Nonrequired Reading: Prose Pieces
Wislawa Szymborska
Translated from the Polish by Clare Cavanagh
Herein are a few score short pieces by the Nobel laureate (Literature, 1996), usually no more than a page or two, although I think of them more as her writing practices, as she uses the book at hand to provoke wide-ranging exploration. Her reading has breadth — statistics, Polish history, birds, El Cid, Vermeer, the history of clothing, the persecution of witches, handyman guides, Napoleon, deer, the Polish nobles, Ella Fitzgerald, yoga for everyone, divas, wallpapering your home, all the Cleopatras, gladiators, Catherine the Great, Hammurabi’s Code, the Three Tenors, Fermat’s Theorem — but my favorite pieces were those about other writers, like Jung, Milosz and Montaigne.

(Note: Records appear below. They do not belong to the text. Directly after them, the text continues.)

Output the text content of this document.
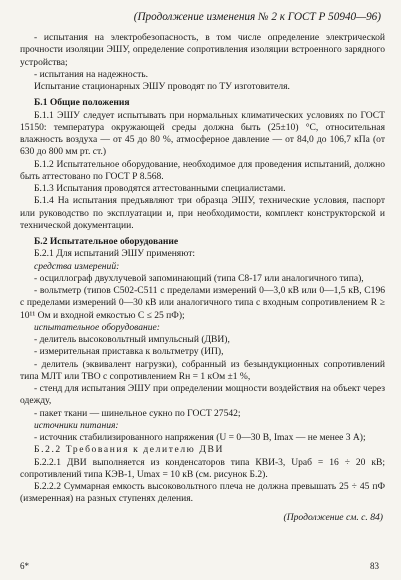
(Продолжение изменения № 2 к ГОСТ Р 50940—96)

- испытания на электробезопасность, в том числе определение электрической прочности изоляции ЭШУ, определение сопротивления изоляции встроенного зарядного устройства;

- испытания на надежность.

Испытание стационарных ЭШУ проводят по ТУ изготовителя.

Б.1 Общие положения

Б.1.1 ЭШУ следует испытывать при нормальных климатических условиях по ГОСТ 15150: температура окружающей среды должна быть (25±10) °С, относительная влажность воздуха — от 45 до 80 %, атмосферное давление — от 84,0 до 106,7 кПа (от 630 до 800 мм рт. ст.)

Б.1.2 Испытательное оборудование, необходимое для проведения испытаний, должно быть аттестовано по ГОСТ Р 8.568.

Б.1.3 Испытания проводятся аттестованными специалистами.

Б.1.4 На испытания предъявляют три образца ЭШУ, технические условия, паспорт или руководство по эксплуатации и, при необходимости, комплект конструкторской и технической документации.

Б.2 Испытательное оборудование

Б.2.1 Для испытаний ЭШУ применяют:

средства измерений:

- осциллограф двухлучевой запоминающий (типа С8-17 или аналогичного типа),

- вольтметр (типов С502-С511 с пределами измерений 0—3,0 кВ или 0—1,5 кВ, С196 с пределами измерений 0—30 кВ или аналогичного типа с входным сопротивлением R ≥ 10¹¹ Ом и входной емкостью С ≤ 25 пФ);

испытательное оборудование:

- делитель высоковольтный импульсный (ДВИ),

- измерительная приставка к вольтметру (ИП),

- делитель (эквивалент нагрузки), собранный из безындукционных сопротивлений типа МЛТ или ТВО с сопротивлением Rн = 1 кОм ±1 %,

- стенд для испытания ЭШУ при определении мощности воздействия на объект через одежду,

- пакет ткани — шинельное сукно по ГОСТ 27542;

источники питания:

- источник стабилизированного напряжения (U = 0—30 В, Imax — не менее 3 А);

Б.2.2 Требования к делителю ДВИ

Б.2.2.1 ДВИ выполняется из конденсаторов типа КВИ-3, Uраб = 16 ÷ 20 кВ; сопротивлений типа КЭВ-1, Umax = 10 кВ (см. рисунок Б.2).

Б.2.2.2 Суммарная емкость высоковольтного плеча не должна превышать 25 ÷ 45 пФ (измеренная) на разных ступенях деления.

(Продолжение см. с. 84)
6*	83
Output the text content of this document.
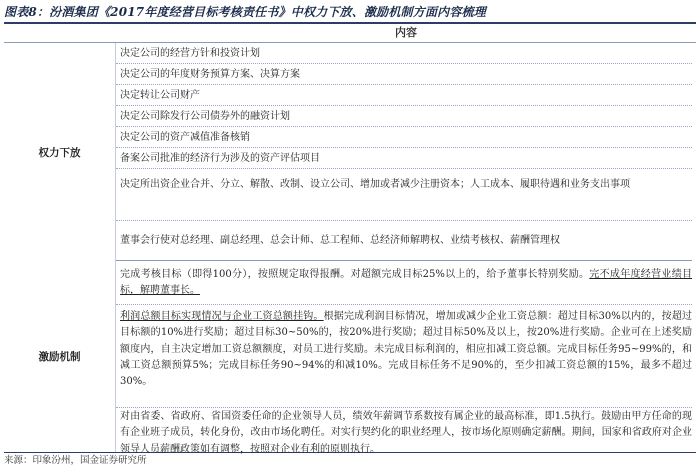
图表8：汾酒集团《2017年度经营目标考核责任书》中权力下放、激励机制方面内容梳理
内容
权力下放
决定公司的经营方针和投资计划
决定公司的年度财务预算方案、决算方案
决定转让公司财产
决定公司除发行公司债券外的融资计划
决定公司的资产减值准备核销
备案公司批准的经济行为涉及的资产评估项目
决定所出资企业合并、分立、解散、改制、设立公司、增加或者减少注册资本；人工成本、履职待遇和业务支出事项
董事会行使对总经理、副总经理、总会计师、总工程师、总经济师解聘权、业绩考核权、薪酬管理权
激励机制
完成考核目标（即得100分），按照规定取得报酬。对超额完成目标25%以上的，给予董事长特别奖励。完不成年度经营业绩目标，解聘董事长。
利润总额目标实现情况与企业工资总额挂钩。根据完成利润目标情况，增加或减少企业工资总额：超过目标30%以内的，按超过目标额的10%进行奖励；超过目标30~50%的，按20%进行奖励；超过目标50%及以上，按20%进行奖励。企业可在上述奖励额度内，自主决定增加工资总额额度，对员工进行奖励。未完成目标利润的，相应扣减工资总额。完成目标任务95~99%的，和减工资总额预算5%；完成目标任务90~94%的和减10%。完成目标任务不足90%的，至少扣减工资总额的15%，最多不超过30%。
对由省委、省政府、省国资委任命的企业领导人员，绩效年薪调节系数按有属企业的最高标准，即1.5执行。鼓励由甲方任命的现有企业班子成员，转化身份，改由市场化聘任。对实行契约化的职业经理人，按市场化原则确定薪酬。期间，国家和省政府对企业领导人员薪酬政策如有调整，按照对企业有利的原则执行。
来源：印象汾州，国金证券研究所
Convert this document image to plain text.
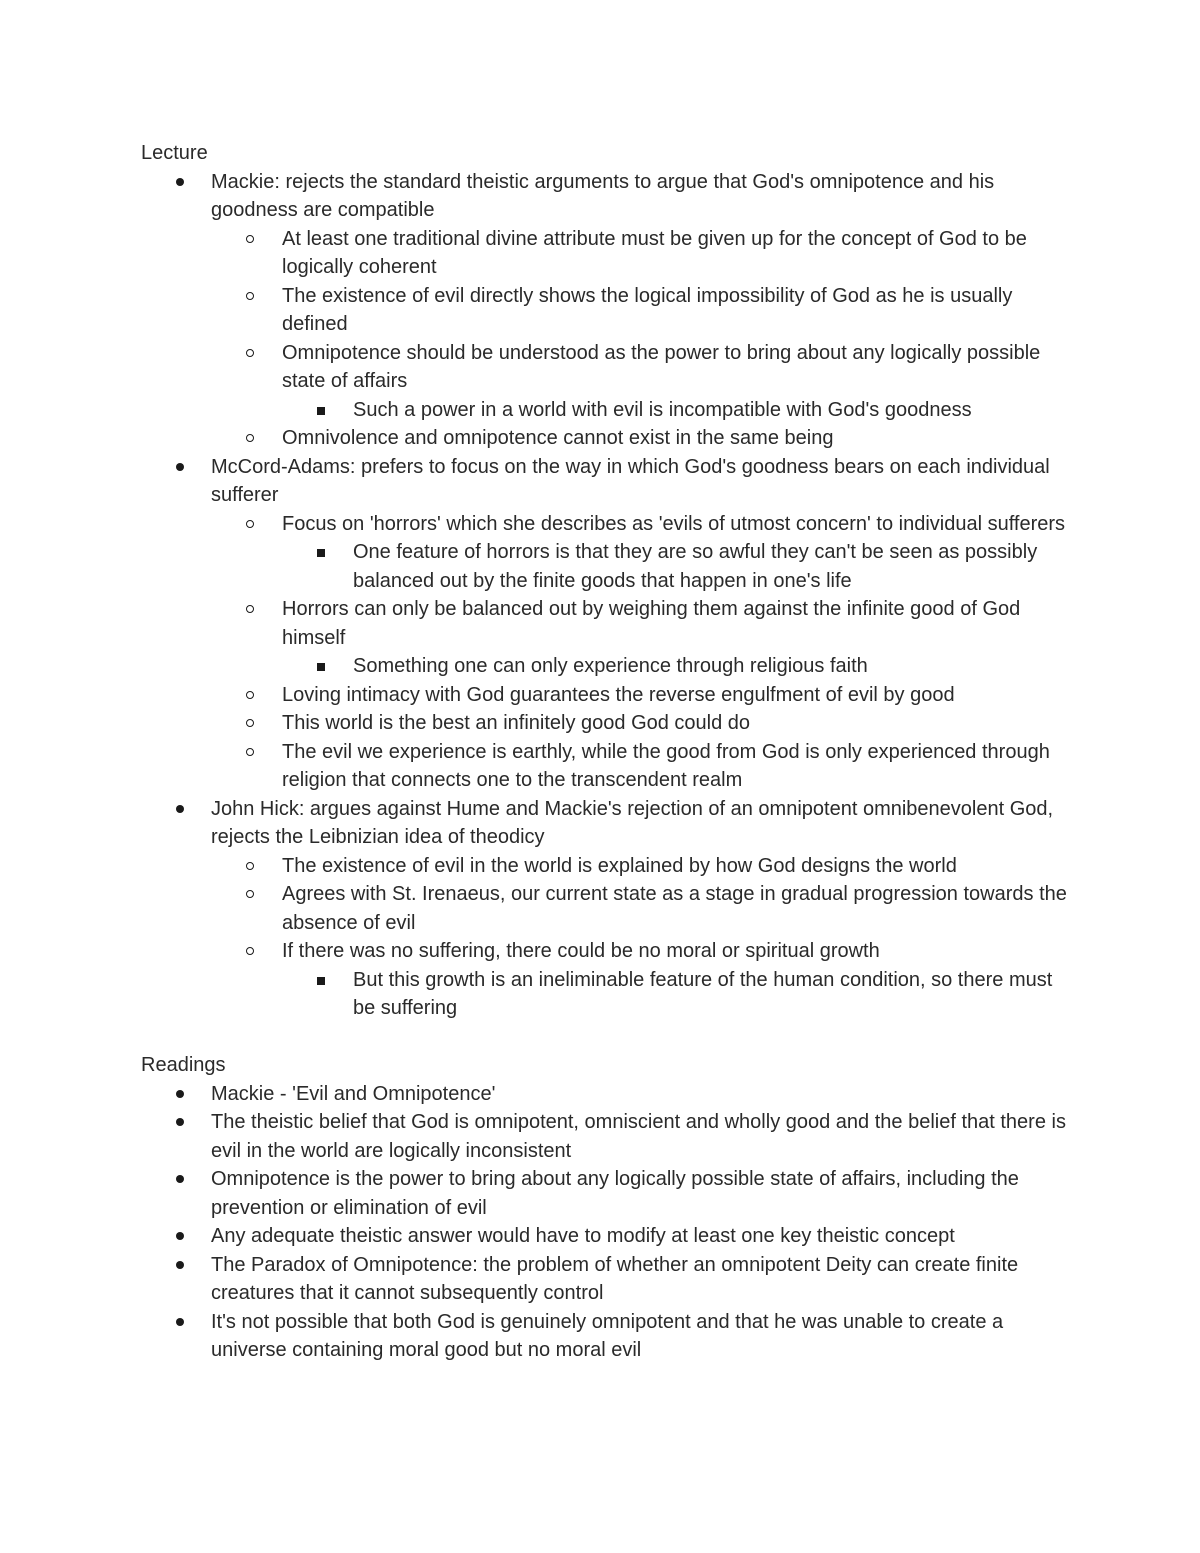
Lecture
Mackie: rejects the standard theistic arguments to argue that God's omnipotence and his goodness are compatible
At least one traditional divine attribute must be given up for the concept of God to be logically coherent
The existence of evil directly shows the logical impossibility of God as he is usually defined
Omnipotence should be understood as the power to bring about any logically possible state of affairs
Such a power in a world with evil is incompatible with God's goodness
Omnivolence and omnipotence cannot exist in the same being
McCord-Adams: prefers to focus on the way in which God's goodness bears on each individual sufferer
Focus on 'horrors' which she describes as 'evils of utmost concern' to individual sufferers
One feature of horrors is that they are so awful they can't be seen as possibly balanced out by the finite goods that happen in one's life
Horrors can only be balanced out by weighing them against the infinite good of God himself
Something one can only experience through religious faith
Loving intimacy with God guarantees the reverse engulfment of evil by good
This world is the best an infinitely good God could do
The evil we experience is earthly, while the good from God is only experienced through religion that connects one to the transcendent realm
John Hick: argues against Hume and Mackie's rejection of an omnipotent omnibenevolent God, rejects the Leibnizian idea of theodicy
The existence of evil in the world is explained by how God designs the world
Agrees with St. Irenaeus, our current state as a stage in gradual progression towards the absence of evil
If there was no suffering, there could be no moral or spiritual growth
But this growth is an ineliminable feature of the human condition, so there must be suffering
Readings
Mackie - 'Evil and Omnipotence'
The theistic belief that God is omnipotent, omniscient and wholly good and the belief that there is evil in the world are logically inconsistent
Omnipotence is the power to bring about any logically possible state of affairs, including the prevention or elimination of evil
Any adequate theistic answer would have to modify at least one key theistic concept
The Paradox of Omnipotence: the problem of whether an omnipotent Deity can create finite creatures that it cannot subsequently control
It's not possible that both God is genuinely omnipotent and that he was unable to create a universe containing moral good but no moral evil
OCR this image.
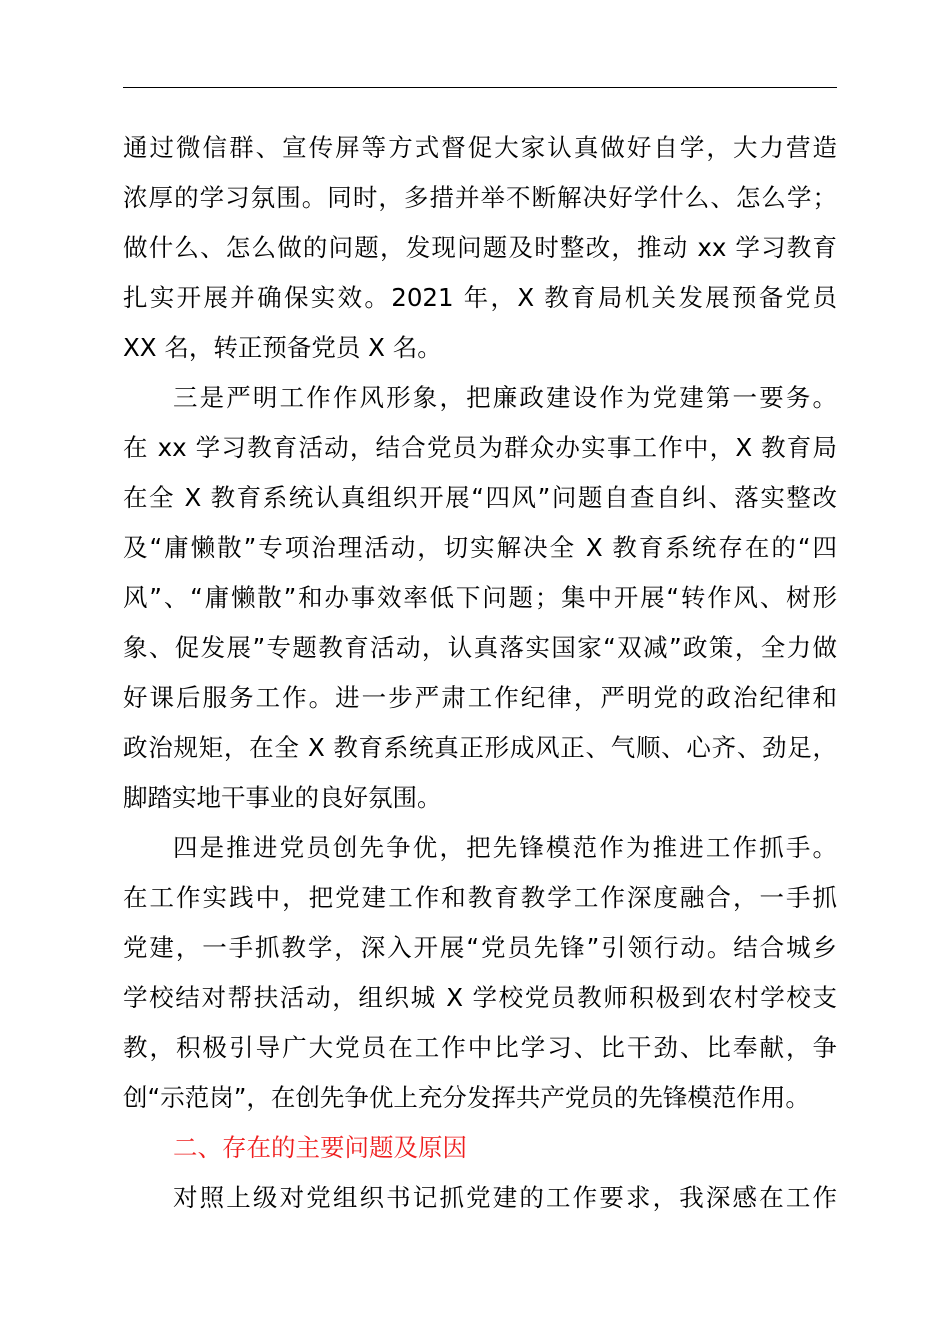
通过微信群、宣传屏等方式督促大家认真做好自学，大力营造
浓厚的学习氛围。同时，多措并举不断解决好学什么、怎么学；
做什么、怎么做的问题，发现问题及时整改，推动 xx 学习教育
扎实开展并确保实效。2021 年，X 教育局机关发展预备党员
XX 名，转正预备党员 X 名。
三是严明工作作风形象，把廉政建设作为党建第一要务。
在 xx 学习教育活动，结合党员为群众办实事工作中，X 教育局
在全 X 教育系统认真组织开展“四风”问题自查自纠、落实整改
及“庸懒散”专项治理活动，切实解决全 X 教育系统存在的“四
风”、“庸懒散”和办事效率低下问题；集中开展“转作风、树形
象、促发展”专题教育活动，认真落实国家“双减”政策，全力做
好课后服务工作。进一步严肃工作纪律，严明党的政治纪律和
政治规矩，在全 X 教育系统真正形成风正、气顺、心齐、劲足，
脚踏实地干事业的良好氛围。
四是推进党员创先争优，把先锋模范作为推进工作抓手。
在工作实践中，把党建工作和教育教学工作深度融合，一手抓
党建，一手抓教学，深入开展“党员先锋”引领行动。结合城乡
学校结对帮扶活动，组织城 X 学校党员教师积极到农村学校支
教，积极引导广大党员在工作中比学习、比干劲、比奉献，争
创“示范岗”，在创先争优上充分发挥共产党员的先锋模范作用。
二、存在的主要问题及原因
对照上级对党组织书记抓党建的工作要求，我深感在工作
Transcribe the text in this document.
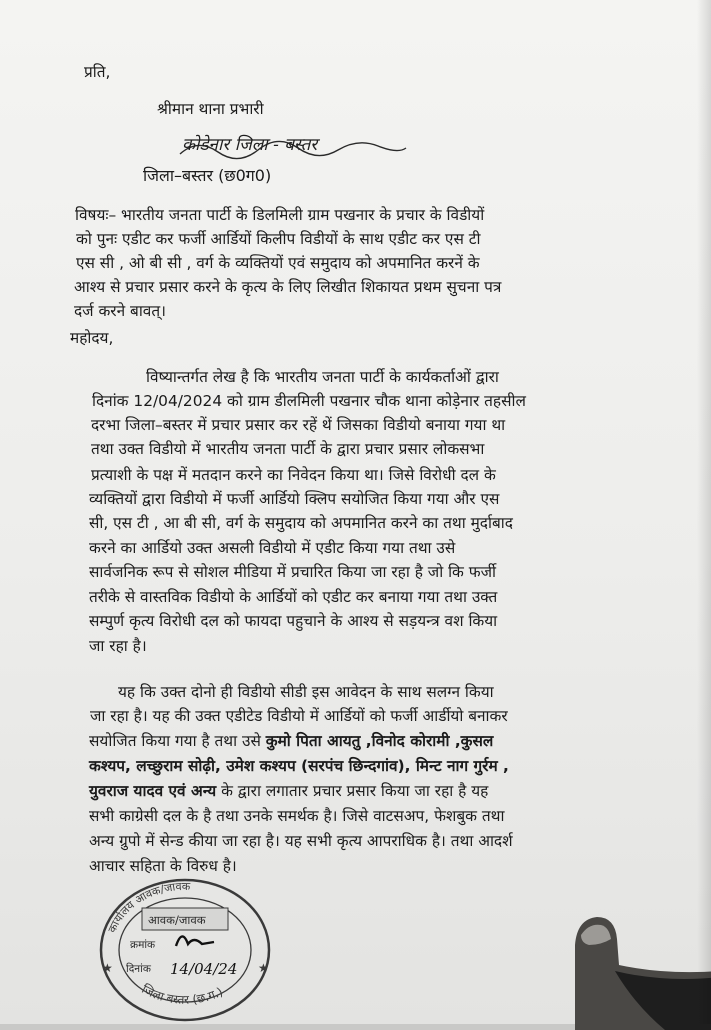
प्रति,
श्रीमान थाना प्रभारी
कोडेनार जिला - बस्तर
जिला–बस्तर (छ0ग0)
विषयः– भारतीय जनता पार्टी के डिलमिली ग्राम पखनार के प्रचार के विडीयों
को पुनः एडीट कर फर्जी आर्डियों किलीप विडीयों के साथ एडीट कर एस टी
एस सी , ओ बी सी , वर्ग के व्यक्तियों एवं समुदाय को अपमानित करनें के
आश्य से प्रचार प्रसार करने के कृत्य के लिए लिखीत शिकायत प्रथम सुचना पत्र
दर्ज करने बावत्।
महोदय,
विष्यान्तर्गत लेख है कि भारतीय जनता पार्टी के कार्यकर्ताओं द्वारा
दिनांक 12/04/2024 को ग्राम डीलमिली पखनार चौक थाना कोड़ेनार तहसील
दरभा जिला–बस्तर में प्रचार प्रसार कर रहें थें जिसका विडीयो बनाया गया था
तथा उक्त विडीयो में भारतीय जनता पार्टी के द्वारा प्रचार प्रसार लोकसभा
प्रत्याशी के पक्ष में मतदान करने का निवेदन किया था। जिसे विरोधी दल के
व्यक्तियों द्वारा विडीयो में फर्जी आर्डियो क्लिप सयोजित किया गया और एस
सी, एस टी , आ बी सी, वर्ग के समुदाय को अपमानित करने का तथा मुर्दाबाद
करने का आर्डियो उक्त असली विडीयो में एडीट किया गया तथा उसे
सार्वजनिक रूप से सोशल मीडिया में प्रचारित किया जा रहा है जो कि फर्जी
तरीके से वास्तविक विडीयो के आर्डियों को एडीट कर बनाया गया तथा उक्त
सम्पुर्ण कृत्य विरोधी दल को फायदा पहुचाने के आश्य से सड़यन्त्र वश किया
जा रहा है।
यह कि उक्त दोनो ही विडीयो सीडी इस आवेदन के साथ सलग्न किया
जा रहा है। यह की उक्त एडीटेड विडीयो में आर्डियों को फर्जी आर्डीयो बनाकर
सयोजित किया गया है तथा उसे कुमो पिता आयतु ,विनोद कोरामी ,कुसल
कश्यप, लच्छुराम सोढ़ी, उमेश कश्यप (सरपंच छिन्दगांव), मिन्ट नाग गुर्रम ,
युवराज यादव एवं अन्य के द्वारा लगातार प्रचार प्रसार किया जा रहा है यह
सभी काग्रेसी दल के है तथा उनके समर्थक है। जिसे वाटसअप, फेशबुक तथा
अन्य ग्रुपो में सेन्ड कीया जा रहा है। यह सभी कृत्य आपराधिक है। तथा आदर्श
आचार सहिता के विरुध है।
कार्यालय आवक/जावक
जिला बस्तर (छ.ग.)
आवक/जावक
क्रमांक
दिनांक 14/04/24
★	★
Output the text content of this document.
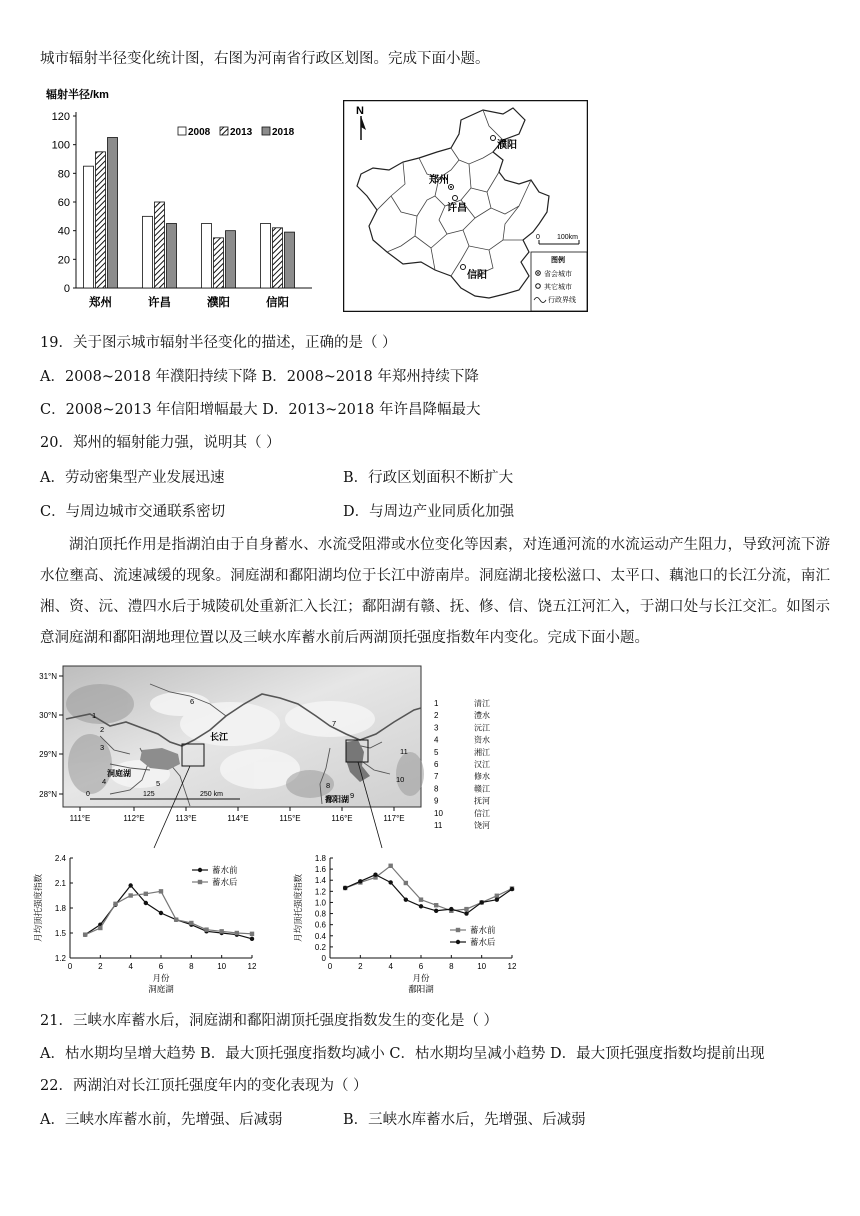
城市辐射半径变化统计图，右图为河南省行政区划图。完成下面小题。
辐射半径/km
0
20
40
60
80
100
120
郑州	许昌	濮阳	信阳
2008 2013 2018
N
濮阳
郑州
许昌
信阳
0 100km
图例
省会城市
其它城市
行政界线
19．关于图示城市辐射半径变化的描述，正确的是（ ）
A．2008~2018 年濮阳持续下降 B．2008~2018 年郑州持续下降
C．2008~2013 年信阳增幅最大 D．2013~2018 年许昌降幅最大
20．郑州的辐射能力强，说明其（ ）
A．劳动密集型产业发展迅速	B．行政区划面积不断扩大
C．与周边城市交通联系密切	D．与周边产业同质化加强
湖泊顶托作用是指湖泊由于自身蓄水、水流受阻滞或水位变化等因素，对连通河流的水流运动产生阻力，导致河流下游水位壅高、流速减缓的现象。洞庭湖和鄱阳湖均位于长江中游南岸。洞庭湖北接松滋口、太平口、藕池口的长江分流，南汇湘、资、沅、澧四水后于城陵矶处重新汇入长江；鄱阳湖有赣、抚、修、信、饶五江河汇入，于湖口处与长江交汇。如图示意洞庭湖和鄱阳湖地理位置以及三峡水库蓄水前后两湖顶托强度指数年内变化。完成下面小题。
长江
洞庭湖
鄱阳湖
31°N
30°N
29°N
28°N
111°E	112°E	113°E	114°E	115°E	116°E	117°E
0	125	250 km
1
2
3
4	5
6
7
8
9
10
11
1	清江
2	澧水
3	沅江
4	资水
5	湘江
6	汉江
7	修水
8	赣江
9	抚河
10	信江
11	饶河
1.2
1.5
1.8
2.1
2.4
0	2	4	6	8	10	12
月份
洞庭湖
月均顶托强度指数
蓄水前
蓄水后
0
0.2
0.4
0.6
0.8
1.0
1.2
1.4
1.6
1.8
0	2	4	6	8	10	12
月份
鄱阳湖
月均顶托强度指数	蓄水前
蓄水后
21．三峡水库蓄水后，洞庭湖和鄱阳湖顶托强度指数发生的变化是（ ）
A．枯水期均呈增大趋势 B．最大顶托强度指数均减小 C．枯水期均呈减小趋势 D．最大顶托强度指数均提前出现
22．两湖泊对长江顶托强度年内的变化表现为（ ）
A．三峡水库蓄水前，先增强、后减弱	B．三峡水库蓄水后，先增强、后减弱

She admits, “Basically I am and wish to remain a reader, an amateur, and a fan, unburdened by the weight of ceaseless evaluation. Sometimes the book itself is my main subject; at other times it’s just a pretext for spinning out various loose associations. Anyone who calls these pieces sketches will be correct. Anyone insisting on ‘reviews’ will incur my displeasure.”
Many of these books were published in Poland, and I have no desire to read them (my “To Read List” is already impossibly long). However, she inspires me to go to Left Bank Books to browse in sections I’ve never been to before, if only to whet my curiosity as to what’s out there.
I can see how some of these pieces relate to her own poems. For example, “Chips Will Fly” is a prose riff on her poem, “The Terrorist, He’s Watching.” Also, the following quotation reminds me of her magnificent “Miracle Fair”: “The reader may think that I’m a thick-skulled rationalist who can’t even entertain the idea that anything strange, mysterious, and amoral could still happen on our ordinary earth. It’s just the opposite–for me there is no such thing as an ‘ordinary’ earth. The more we find out about it, the more mysterious it is, and the life it holds is a bizarre cosmic anomaly.”
Last, Szymbroska’s description of the common reader will ring true for several people I know: “I’m old-fashioned and think that reading books is the most glorious pastime that humankind has yet devised…. Homo Ludens with a book is free. At least as free as he is capable of being. He himself makes up the rules of the game, which are subject only to his own curiosity. He’s permitted to read intelligent books, from which he will benefit, as well as stupid ones, from which he may also learning something.”
This month I’ve been reading and rereading all of Szymborska’s books available in English translation; she’s been reminding of poetry’s power to wake us up and see more clearly I have compiled a list of 17 of her poems that are worth rereading over the next decade.
We can follow her example of bibliophilia in Nonrequired Reading and take some time to let our friends know what we’ve been reading, how it has touched us, and why we’re glad to have found a kindred spirit, teacher, journeyer, or disturber of the peace at just this moment.